Route-and-Aggregate Decentralized Federated Learning Under Communication Errors
Weicai Li, Tiejun Lv, Wei Ni, Jingbo Zhao, Ekram Hossain, H. Vincent Poor
TL;DR
This work addresses the inefficiency of gossip-based decentralized federated learning under unreliable communications by introducing Route-and-Aggregate D-FL (R&A D-FL), which routes model updates along established paths and adaptively normalizes aggregation to account for partial deliveries.
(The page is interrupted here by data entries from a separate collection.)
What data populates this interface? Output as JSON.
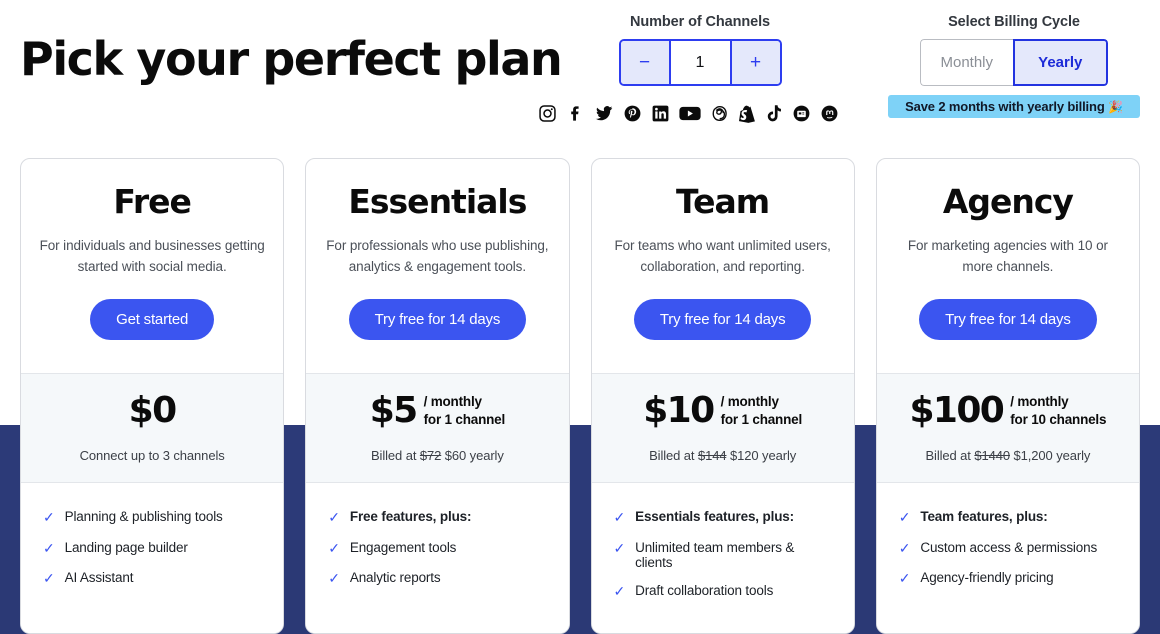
{
  "page_title": "Pick your perfect plan",
  "controls": {
    "channels": {
      "label": "Number of Channels",
      "decrement": "−",
      "value": "1",
      "increment": "+"
    },
    "billing": {
      "label": "Select Billing Cycle",
      "options": [
        "Monthly",
        "Yearly"
      ],
      "selected": "Yearly",
      "monthly_label": "Monthly",
      "yearly_label": "Yearly",
      "save_badge": "Save 2 months with yearly billing",
      "save_badge_emoji": "🎉"
    }
  },
  "social_icons": [
    "instagram-icon",
    "facebook-icon",
    "twitter-icon",
    "pinterest-icon",
    "linkedin-icon",
    "youtube-icon",
    "threads-icon",
    "shopify-icon",
    "tiktok-icon",
    "google-business-icon",
    "mastodon-icon"
  ],
  "colors": {
    "accent_blue": "#3b55f0",
    "control_blue": "#2d3df0",
    "navy_band": "#2c3a78",
    "badge_blue": "#7ed2f7",
    "price_band": "#f5f8fa",
    "check_blue": "#3b55f0"
  },
  "plans": [
    {
      "name": "Free",
      "description": "For individuals and businesses getting started with social media.",
      "cta": "Get started",
      "price_amount": "$0",
      "price_unit_line1": "",
      "price_unit_line2": "",
      "billed_note_prefix": "Connect up to 3 channels",
      "billed_strike": "",
      "billed_new": "",
      "billed_suffix": "",
      "features": [
        {
          "text": "Planning & publishing tools",
          "bold": false
        },
        {
          "text": "Landing page builder",
          "bold": false
        },
        {
          "text": "AI Assistant",
          "bold": false
        }
      ]
    },
    {
      "name": "Essentials",
      "description": "For professionals who use publishing, analytics & engagement tools.",
      "cta": "Try free for 14 days",
      "price_amount": "$5",
      "price_unit_line1": "/ monthly",
      "price_unit_line2": "for 1 channel",
      "billed_note_prefix": "Billed at ",
      "billed_strike": "$72",
      "billed_new": "$60",
      "billed_suffix": " yearly",
      "features": [
        {
          "text": "Free features, plus:",
          "bold": true
        },
        {
          "text": "Engagement tools",
          "bold": false
        },
        {
          "text": "Analytic reports",
          "bold": false
        }
      ]
    },
    {
      "name": "Team",
      "description": "For teams who want unlimited users, collaboration, and reporting.",
      "cta": "Try free for 14 days",
      "price_amount": "$10",
      "price_unit_line1": "/ monthly",
      "price_unit_line2": "for 1 channel",
      "billed_note_prefix": "Billed at ",
      "billed_strike": "$144",
      "billed_new": "$120",
      "billed_suffix": " yearly",
      "features": [
        {
          "text": "Essentials features, plus:",
          "bold": true
        },
        {
          "text": "Unlimited team members & clients",
          "bold": false
        },
        {
          "text": "Draft collaboration tools",
          "bold": false
        }
      ]
    },
    {
      "name": "Agency",
      "description": "For marketing agencies with 10 or more channels.",
      "cta": "Try free for 14 days",
      "price_amount": "$100",
      "price_unit_line1": "/ monthly",
      "price_unit_line2": "for 10 channels",
      "billed_note_prefix": "Billed at ",
      "billed_strike": "$1440",
      "billed_new": "$1,200",
      "billed_suffix": " yearly",
      "features": [
        {
          "text": "Team features, plus:",
          "bold": true
        },
        {
          "text": "Custom access & permissions",
          "bold": false
        },
        {
          "text": "Agency-friendly pricing",
          "bold": false
        }
      ]
    }
  ]
}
Theoretical analysis yields a one-round convergence upper bound that degrades with end-to-end packet error rates, and shows the optimum routing corresponds to minimizing E2E-PERs, enabling a standard shortest-path formulation. Empirical results across image classification and language tasks demonstrate that R&A D-FL substantially improves training accuracy over flooding-based D-FL (by ~35% in a 10-client network) and asymptotically matches C-FL as routing nodes increase. The approach highlights a strong synergy between D-FL and networking and suggests practical routing strategies to bolster distributed learning in imperfect networks.
Abstract
Decentralized federated learning (D-FL) allows clients to aggregate learning models locally, offering flexibility and scalability. Existing D-FL methods use gossip protocols, which are inefficient when not all nodes in the network are D-FL clients. This paper puts forth a new D-FL strategy, termed Route-and-Aggregate (R&A) D-FL, where participating clients exchange models with their peers through established routes (as opposed to flooding) and adaptively normalize their aggregation coefficients to compensate for communication errors. The impact of routing and imperfect links on the convergence of R&A D-FL is analyzed, revealing that convergence is minimized when routes with the minimum end-to-end packet error rates are employed to deliver models. Our analysis is experimentally validated through three image classification tasks and two next-word prediction tasks, utilizing widely recognized datasets and models. R&A D-FL outperforms the flooding-based D-FL method in terms of training accuracy by 35% in our tested 10-client network, and shows strong synergy between D-FL and networking. In another test with 10 D-FL clients, the training accuracy of R&A D-FL with communication errors approaches that of the ideal C-FL without communication errors, as the number of routing nodes (i.e., nodes that do not participate in the training of D-FL) rises to 28.